BAŞKANLIK SİSTEMİ
“Bizde uzun yıllardan beri, gündeme gelen her problemin çözümü için veya herhangi bir konuda sıkıntılı duruma düşüldükçe, önce sistem mi, yoksa insan mı münakaşası yapılmadan ve konunun üzerinde gereği kadar düşünülmeden, hemen sistem arayışlarına girmek alışkanlık haline gelmiştir.”
(a.g.e. s.5)
“Sistem arayışları yıllarca devam etti. I. Meşrutiyet sonrası uzun yıllar durmadan meşrutiyet deniyor ve II. Abdülhamit'in tahttan indirilmesi ile her problem çözülecek zannediliyordu. II. Abdülhamit gitti. II. Meşrutiyet ilan edildi, işler büsbütün karıştı. Hâdiseler hızla gelişti. Önce Balkan Savaşı, sonra Birinci Dünya Savaşı ve İmparatorluğun parçalanması. Sistem arayışları devam etti ve sonunda cumhuriyet idaresinde karar kılındı. Cumhuriyet ama, nasıl cumhuriyet? Önce tek parti ve CHP kuruldu.
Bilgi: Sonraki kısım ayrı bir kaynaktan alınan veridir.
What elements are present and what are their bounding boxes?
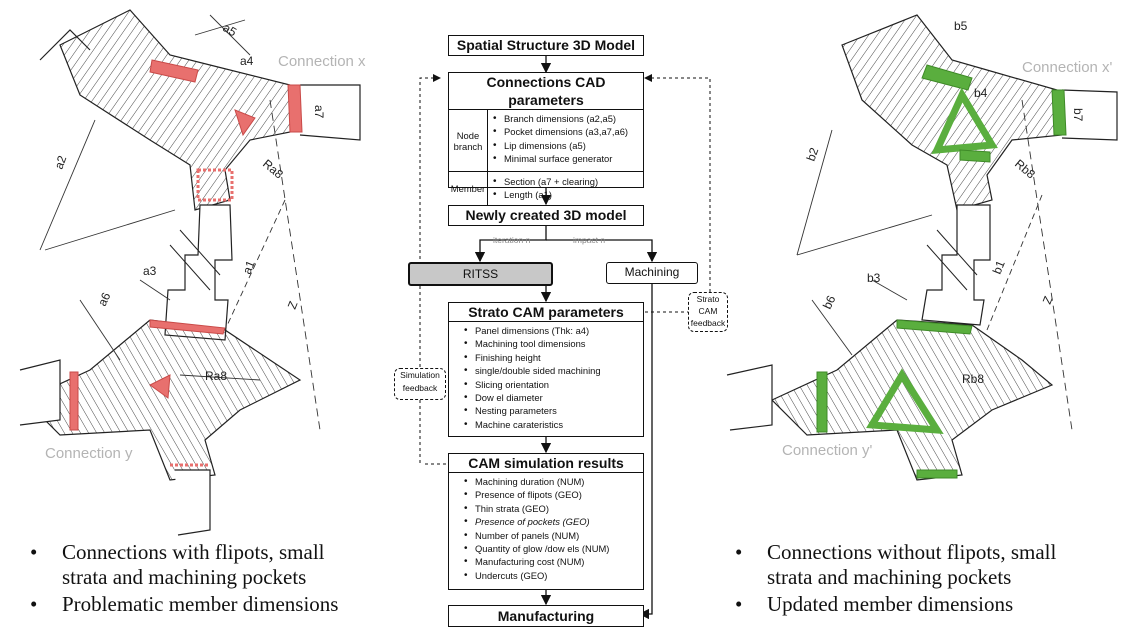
connection-x-prime-label: Connection x' [1022, 59, 1113, 76]
strato-item: Nesting parameters [464, 404, 643, 418]
edge-iteration-label: iteration n [493, 235, 531, 245]
connection-y-label: Connection y [45, 445, 133, 462]
result-item: Quantity of glow /dow els (NUM) [464, 542, 643, 556]
dim-a6: a6 [95, 290, 113, 308]
dim-a4: a4 [240, 54, 254, 68]
left-highlights [69, 59, 303, 467]
dim-b2: b2 [804, 145, 822, 163]
dim-a7: a7 [312, 105, 326, 119]
member-label: Member [449, 172, 488, 205]
member-row: Member Section (a7 + clearing) Length (a… [449, 172, 643, 205]
branch-label: branch [453, 140, 483, 152]
result-item: Presence of pockets (GEO) [464, 515, 643, 529]
dim-b7: b7 [1071, 108, 1085, 122]
result-item: Undercuts (GEO) [464, 569, 643, 583]
strato-items: Panel dimensions (Thk: a4) Machining too… [449, 322, 643, 432]
model-box: Spatial Structure 3D Model [448, 35, 644, 56]
dim-rb8-bottom: Rb8 [962, 372, 984, 386]
strato-item: single/double sided machining [464, 364, 643, 378]
cam-results-box: CAM simulation results Machining duratio… [448, 453, 644, 590]
strato-item: Panel dimensions (Thk: a4) [464, 324, 643, 338]
node-item: Pocket dimensions (a3,a7,a6) [493, 125, 628, 139]
dim-a2: a2 [52, 153, 70, 171]
strato-item: Dow el diameter [464, 391, 643, 405]
dim-b3: b3 [867, 271, 881, 285]
strato-title: Strato CAM parameters [449, 303, 643, 322]
strato-item: Machine carateristics [464, 418, 643, 432]
dim-a5: a5 [221, 20, 240, 39]
dim-ra8-bottom: Ra8 [205, 369, 227, 383]
new-model-box: Newly created 3D model [448, 205, 644, 226]
strato-cam-box: Strato CAM parameters Panel dimensions (… [448, 302, 644, 437]
machining-box: Machining [606, 262, 698, 284]
left-top-node [39, 9, 361, 211]
right-dimension-lines [796, 99, 1073, 431]
dim-a3: a3 [143, 264, 157, 278]
connection-y-prime-label: Connection y' [782, 442, 873, 459]
node-item: Branch dimensions (a2,a5) [493, 112, 628, 126]
left-dimension-lines [39, 14, 321, 431]
left-bullet: Connections with flipots, small strata a… [30, 540, 370, 590]
member-item: Length (a1) [493, 188, 598, 202]
member-item: Section (a7 + clearing) [493, 175, 598, 189]
cad-title: Connections CAD parameters [449, 73, 643, 110]
right-bottom-node [726, 319, 1054, 481]
manufacturing-box: Manufacturing [448, 605, 644, 627]
connection-x-label: Connection x [278, 53, 366, 70]
left-bullet: Problematic member dimensions [30, 592, 370, 617]
left-bottom-node [19, 319, 302, 536]
results-items: Machining duration (NUM) Presence of fli… [449, 473, 643, 583]
strato-feedback-note: Strato CAM feedback [688, 292, 728, 332]
result-item: Number of panels (NUM) [464, 529, 643, 543]
result-item: Presence of flipots (GEO) [464, 488, 643, 502]
ritss-box: RITSS [408, 262, 553, 286]
right-highlights [816, 64, 1067, 479]
node-item: Minimal surface generator [493, 152, 628, 166]
node-item: Lip dimensions (a5) [493, 139, 628, 153]
strato-item: Slicing orientation [464, 378, 643, 392]
result-item: Machining duration (NUM) [464, 475, 643, 489]
dim-a1: a1 [240, 258, 258, 276]
cad-parameters-box: Connections CAD parameters Node branch B… [448, 72, 644, 205]
strato-item: Finishing height [464, 351, 643, 365]
result-item: Manufacturing cost (NUM) [464, 555, 643, 569]
dim-b4: b4 [974, 86, 988, 100]
node-branch-row: Node branch Branch dimensions (a2,a5) Po… [449, 110, 643, 172]
dim-b1: b1 [990, 258, 1008, 276]
results-title: CAM simulation results [449, 454, 643, 473]
dim-b6: b6 [820, 293, 838, 311]
right-member [921, 204, 991, 326]
result-item: Thin strata (GEO) [464, 502, 643, 516]
left-connection-drawing: a5 a4 a7 a2 Ra8 a1 Z a3 a6 Ra8 Connectio… [19, 9, 366, 536]
right-connection-drawing: b5 b4 b7 b2 Rb8 b1 Z b3 b6 Rb8 Connectio… [726, 14, 1118, 481]
dim-b5: b5 [954, 19, 968, 33]
node-items: Branch dimensions (a2,a5) Pocket dimensi… [488, 110, 628, 171]
left-bullet-list: Connections with flipots, small strata a… [30, 540, 370, 617]
strato-item: Machining tool dimensions [464, 337, 643, 351]
edge-impact-label: impact n [573, 235, 605, 245]
simulation-feedback-note: Simulation feedback [394, 368, 446, 400]
member-items: Section (a7 + clearing) Length (a1) [488, 172, 598, 205]
right-bullet: Updated member dimensions [735, 592, 1105, 617]
right-bullet: Connections without flipots, small strat… [735, 540, 1105, 590]
node-label: Node [456, 129, 480, 141]
right-bullet-list: Connections without flipots, small strat… [735, 540, 1105, 617]
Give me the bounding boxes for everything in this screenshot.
Sonra çok partili sistem arayışları...Terakkiperver Cumhuriyet Fırkası; olmadı. Serbest Cumhuriyet Fırkası; o da olmadı. Demokrat Parti ve diğer partiler. Sonuç olarak çok partili sistemde karar kılındı. Kılındı ama, bu defa da sisteme en son tesir edecek olan insanların parlamentoya girmeleri ile ilgili seçim kanunları üzerinde gerekli anlaşmalar yapılamadı. Dolayısı ile de 1946'dan beri hemen her seçimden önce seçim kanunları durmadan değiştirildi ve biraz da bu kanunların sonucu olarak istikrar sağlanamaz, demokrasi iş göremez hâle geldi.” (a.g.e. s.9 - 10)
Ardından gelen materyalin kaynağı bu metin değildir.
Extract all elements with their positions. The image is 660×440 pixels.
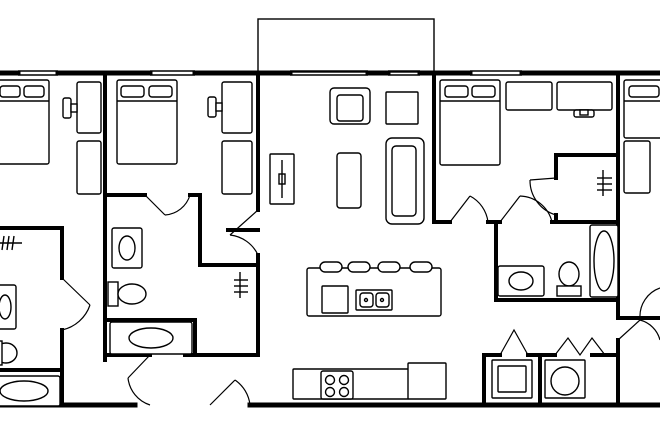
bathtub-icon	[109, 321, 193, 355]
bathroom-left	[0, 235, 61, 407]
door-swing-icon	[449, 195, 489, 223]
laundry	[491, 359, 586, 399]
bed-icon	[623, 79, 660, 139]
doors	[61, 177, 660, 406]
dresser-icon	[623, 140, 651, 194]
bedroom-right-partial	[623, 79, 660, 319]
dresser-icon	[221, 140, 253, 195]
sofa-icon	[385, 137, 425, 225]
bed-icon	[439, 79, 501, 166]
desk-icon	[556, 81, 613, 118]
bar-stool-icon	[319, 261, 433, 273]
bathtub-icon	[0, 375, 61, 407]
bedroom-2	[116, 79, 253, 298]
dresser-icon	[76, 140, 102, 195]
desk-icon	[62, 81, 102, 134]
coffee-table-icon	[336, 152, 362, 209]
dishwasher-icon	[321, 285, 349, 314]
bathroom-right	[497, 224, 619, 298]
toilet-icon	[0, 340, 18, 366]
door-swing-icon	[617, 319, 660, 341]
bathroom-center-left	[107, 227, 193, 355]
door-swing-icon	[144, 194, 191, 216]
washer-icon	[491, 359, 533, 399]
door-swing-icon	[209, 379, 251, 406]
balcony	[257, 18, 435, 73]
bedroom-3	[439, 79, 613, 196]
stove-icon	[320, 370, 354, 400]
bathtub-icon	[589, 224, 619, 298]
desk-icon	[207, 81, 253, 134]
door-swing-icon	[529, 177, 557, 216]
door-swing-icon	[127, 354, 151, 406]
door-swing-icon	[639, 287, 660, 319]
chair-icon	[385, 91, 419, 125]
door-swing-icon	[229, 209, 259, 256]
vanity-sink-icon	[497, 265, 545, 297]
exterior-walls	[0, 70, 660, 408]
closet-rod-icon	[597, 170, 612, 196]
bed-icon	[116, 79, 178, 165]
closet-rod-icon	[234, 272, 248, 298]
bedroom-left-partial	[0, 79, 102, 195]
bed-icon	[0, 79, 50, 165]
door-swing-icon	[499, 195, 553, 223]
vanity-sink-icon	[111, 227, 143, 269]
dresser-icon	[505, 81, 553, 111]
kitchen	[292, 261, 447, 400]
toilet-icon	[556, 261, 582, 297]
armchair-icon	[329, 87, 371, 125]
living-room	[269, 87, 425, 225]
toilet-icon	[107, 281, 147, 307]
vanity-sink-icon	[0, 284, 17, 330]
door-swing-icon	[499, 328, 606, 357]
sink-icon	[355, 289, 393, 311]
closet-rod-icon	[0, 235, 22, 251]
door-swing-icon	[61, 277, 91, 331]
tv-stand-icon	[269, 153, 295, 205]
refrigerator-icon	[407, 362, 447, 400]
dryer-icon	[544, 359, 586, 399]
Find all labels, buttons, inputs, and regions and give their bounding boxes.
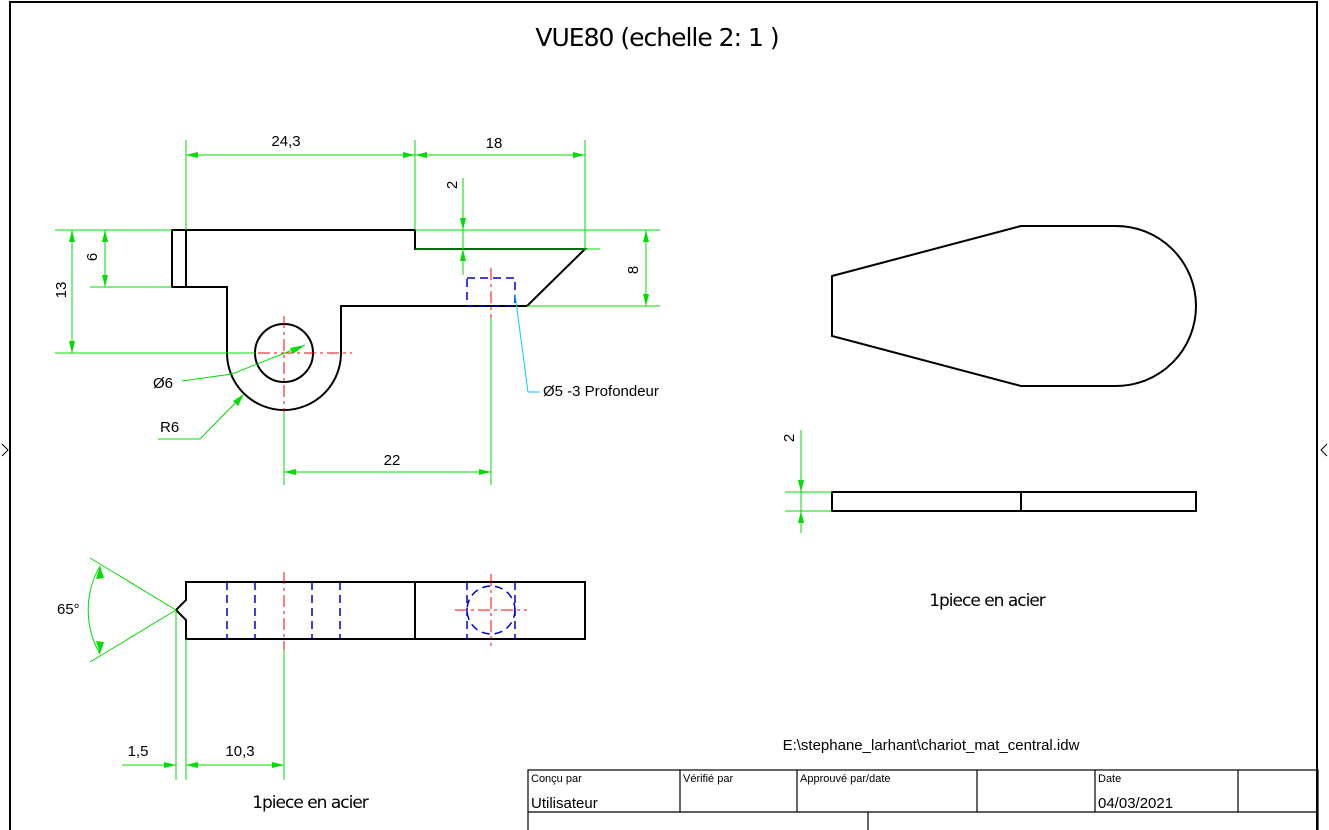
top-view — [174, 572, 586, 650]
checked-by-label: Vérifié par — [683, 773, 733, 785]
dim-13: 13 — [53, 282, 70, 299]
edge-view: 2 — [781, 430, 1197, 533]
title-block: Conçu par Utilisateur Vérifié par Approu… — [527, 769, 1319, 830]
front-view-dimensions: 24,3 18 2 13 6 8 Ø6 — [53, 133, 660, 485]
dim-blind-hole: Ø5 -3 Profondeur — [543, 383, 659, 400]
front-view-outline — [171, 229, 588, 411]
dim-2-step: 2 — [444, 181, 461, 189]
top-view-outline — [174, 581, 586, 640]
right-center-mark — [1320, 443, 1328, 457]
dim-6: 6 — [84, 253, 101, 261]
dim-10-3: 10,3 — [225, 743, 254, 760]
dim-r6: R6 — [160, 419, 179, 436]
designed-by-value: Utilisateur — [531, 795, 598, 812]
top-view-dimensions: 65° 1,5 10,3 — [57, 557, 285, 780]
file-path: E:\stephane_larhant\chariot_mat_central.… — [783, 737, 1080, 754]
front-view — [171, 229, 588, 412]
left-center-mark — [1, 443, 9, 457]
dim-65-deg: 65° — [57, 601, 80, 618]
date-label: Date — [1098, 773, 1121, 785]
designed-by-label: Conçu par — [531, 773, 582, 785]
sheet-border — [9, 1, 1318, 830]
note-left-material: 1piece en acier — [252, 793, 369, 813]
approved-by-label: Approuvé par/date — [800, 773, 891, 785]
edge-view-outline — [831, 491, 1197, 512]
blind-hole-hidden — [466, 277, 516, 307]
dim-diameter-6: Ø6 — [153, 375, 173, 392]
dim-18: 18 — [486, 135, 503, 152]
dim-thickness-2: 2 — [781, 434, 798, 442]
date-value: 04/03/2021 — [1098, 795, 1173, 812]
drawing-title: VUE80 (echelle 2: 1 ) — [535, 23, 778, 52]
note-right-material: 1piece en acier — [929, 591, 1046, 611]
plan-view-outline — [831, 225, 1197, 387]
dim-8: 8 — [625, 266, 642, 274]
dim-24-3: 24,3 — [271, 133, 300, 150]
dim-1-5: 1,5 — [128, 743, 149, 760]
dim-22: 22 — [384, 452, 401, 469]
plan-view — [831, 225, 1197, 387]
“Evet kargaşadan bir türlü kurtulamıyoruz: Devletle vatandaşlar arasında kargaşa, devletin kurulları arasında kargaşa, partiler arasında kargaşa, sokaklarda kargaşa ve en son başkanlık sistemi
ile ilgili kargaşa...Evet, yeni ve değişik gibi gösterilen, aslında eskimiş ve bayatlamış olan sistem münakaşalarından biridir başkanlık sistemi...
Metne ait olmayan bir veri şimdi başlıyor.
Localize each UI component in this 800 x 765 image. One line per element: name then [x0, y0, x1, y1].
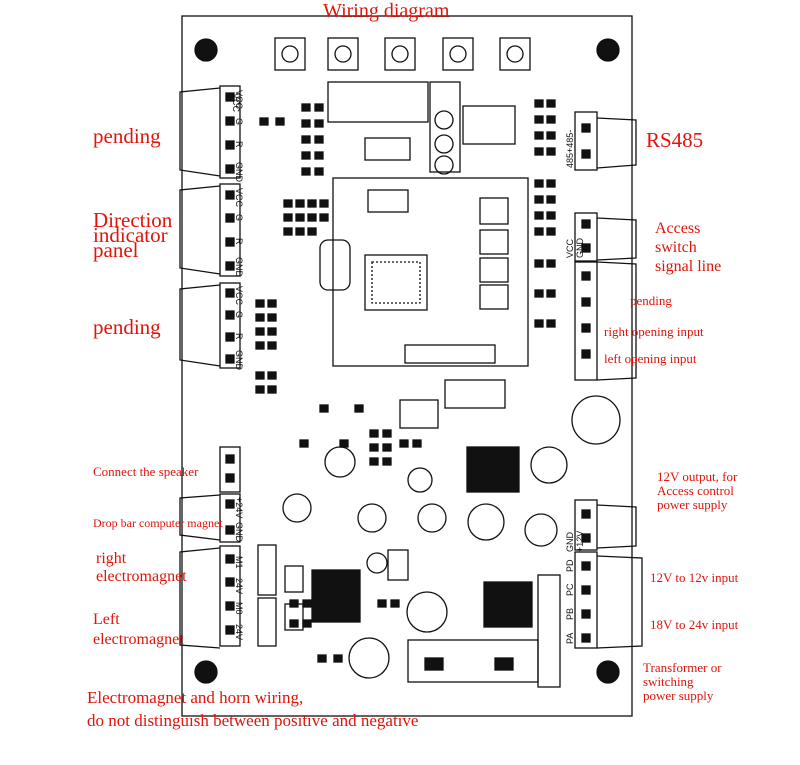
right-connectors: [574, 111, 643, 649]
pin-m1: M1: [234, 556, 244, 569]
label-access-2: switch: [655, 239, 697, 256]
mcu-chip: [364, 254, 428, 311]
label-pending-2: pending: [93, 315, 161, 339]
left-connectors: [179, 85, 241, 649]
label-transformer-1: Transformer or: [643, 660, 722, 675]
label-12v-output-2: Access control: [657, 483, 734, 498]
label-rs485: RS485: [646, 128, 704, 152]
label-12v-output-1: 12V output, for: [657, 469, 738, 484]
pin-r-3: R: [234, 333, 244, 340]
pin-gnd-4: GND: [234, 522, 244, 542]
label-direction-line3: panel: [93, 238, 139, 262]
pin-vcc-3: VCC: [234, 286, 244, 306]
label-right-opening: right opening input: [604, 324, 704, 339]
label-access-1: Access: [655, 220, 701, 237]
label-direction-line1: Direction: [93, 208, 173, 232]
pin-vcc-1: VCC: [234, 90, 244, 110]
label-transformer-3: power supply: [643, 688, 714, 703]
pin-g-2: G: [234, 214, 244, 222]
wiring-note-line2: do not distinguish between positive and …: [87, 711, 419, 730]
label-right-em-1: right: [96, 550, 127, 567]
diagram-title: Wiring diagram: [323, 0, 450, 22]
regulator-ic: [311, 569, 361, 623]
pin-gnd-2: GND: [234, 257, 244, 277]
label-left-em-1: Left: [93, 611, 120, 628]
pin-m0: M0: [234, 602, 244, 615]
label-access-3: signal line: [655, 258, 722, 275]
pin-r-1: R: [234, 141, 244, 148]
mounting-hole: [596, 38, 620, 62]
mounting-hole: [194, 660, 218, 684]
pin-pd: PD: [565, 559, 575, 572]
label-direction-line2: indicator: [93, 223, 168, 247]
smd-components: [255, 99, 556, 663]
pin-pb: PB: [565, 607, 575, 620]
pin-vcc-2: VCC: [234, 188, 244, 208]
label-right-em-2: electromagnet: [96, 568, 187, 585]
pin-24v-plus: +24V: [234, 497, 244, 519]
mounting-hole: [596, 660, 620, 684]
pin-gnd-1: GND: [234, 162, 244, 182]
pin-rs485: 485+485-: [565, 129, 575, 168]
pin-vcc-gnd: VCC GND: [565, 238, 585, 258]
label-transformer-2: switching: [643, 674, 694, 689]
pin-pc: PC: [565, 583, 575, 596]
label-pending-3: pending: [630, 293, 672, 308]
label-speaker: Connect the speaker: [93, 464, 199, 479]
capacitors: [282, 395, 621, 679]
mcu-module: [332, 177, 529, 367]
label-24v-input: 18V to 24v input: [650, 617, 739, 632]
right-pins: [581, 123, 591, 643]
label-drop-bar: Drop bar computer magnet: [93, 516, 223, 530]
regulator-ic: [483, 581, 533, 628]
pin-pa: PA: [565, 632, 575, 644]
pin-gnd-12v: GND +12V: [565, 530, 585, 552]
pin-r-2: R: [234, 238, 244, 245]
regulator-ic: [466, 446, 520, 493]
label-pending-1: pending: [93, 124, 161, 148]
label-left-em-2: electromagnet: [93, 631, 184, 648]
pin-gnd-3: GND: [234, 350, 244, 370]
push-buttons: [274, 37, 531, 71]
wiring-note-line1: Electromagnet and horn wiring,: [87, 688, 304, 707]
label-12v-input: 12V to 12v input: [650, 570, 739, 585]
pin-24v-1: 24V: [234, 578, 244, 595]
label-left-opening: left opening input: [604, 351, 697, 366]
left-pins: [225, 92, 235, 635]
pin-24v-2: 24V: [234, 624, 244, 641]
label-12v-output-3: power supply: [657, 497, 728, 512]
mounting-hole: [194, 38, 218, 62]
pin-g-1: G: [234, 118, 244, 126]
pin-g-3: G: [234, 311, 244, 319]
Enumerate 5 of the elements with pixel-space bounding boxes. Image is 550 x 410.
“Politikacıları dinliyorsunuz, gazeteleri ve dergileri okuyorsunuz, televizyon kanallarındaki yeni moda açık oturumları seyrediyorsunuz, hemen herkes başkanlık sistemi diyor, kimisi lehte kimisi aleyhte. Lehte olan neye dayanıyor, karşı çıkan hangi delilleri ortaya koyabiliyor? Dünkü politikacı da, eski belediye başkanı da, çiçeği burnunda milletvekili de, yaşını başını almış profesör de taraflardan biri. Ancak lehte ve aleyhte olanlar içinde ne yeteri kadar bilgisi olan, ne de konu ile ilgili araştırma veya kitabı bulunan tek kişi var. Konu önemli, üzerinde konuşan çok ama düşünen yok. İddialar çok, söylenenler karışık, en önemlisi ise, hiç kimse içinde bulunduğumuz sistemin, yani parlâmenter sistemin üzerinde durmuyor, düşünmüyor. Eksiğimiz nedir, fazlamız nerededir, yılların tecrübesi ile yanlış ve doğruların değerlendirmesi gündeme ne zaman gelecek şeklindeki soruları sormuyor. Bu sistem sanki bütün dünyada eskimiş, çürümüş, bitmiş gibi bir havanın, bir yanlış değerlendirmenin içindeyiz. Başkanlık sistemi ile parlâmenter sistemin modern dünyadaki yerleri, tatbikat çeşitleri ve karşılaştırmaları ile ilgili konuları konuşan yok. Bu hususlar üzerinde düşünen yok. Hele başkanlık sisteminin Türkiye için uygun olup olmadığını araştıran, bu fikri ortaya atanların geçmişleri ve şahısları üzerinde duran, en önemlisi de fikrin ortaya atılış şeklini, zamanını ve gayesini değerlendiren hiç yok.” (a.g.e. s.10-11)
“Özetle ifade etmek gerekirse bu sistem, yasama yürütme ve yargı organları veya kuvvetleri arasında sert ayrılığa dayanan temsilî idare şeklidir...Sistemin parlâmenter sistem gibi, uzun bir geçmişi ve tedricî olarak gelişmesi diye bir durumu mevcut değildir. Çünkü sistem, Mayıs 1787'de Philadelphia'da toplanan, ABD kurultayında hazırlanan ABD Anayasası ile, âdetâ birdenbire veya bir anda oluşturulmuştur. Sistem, biraz da ABD'nin kuruluş yıllarında, belli sıkıntıları içinde ve devletin devlet olmasını sağlamak gayesi ile hazırlanmış, o günlerin şartlarına göre ve sadece ABD için meydana getirilmiştir.” (a.g.e. s.13)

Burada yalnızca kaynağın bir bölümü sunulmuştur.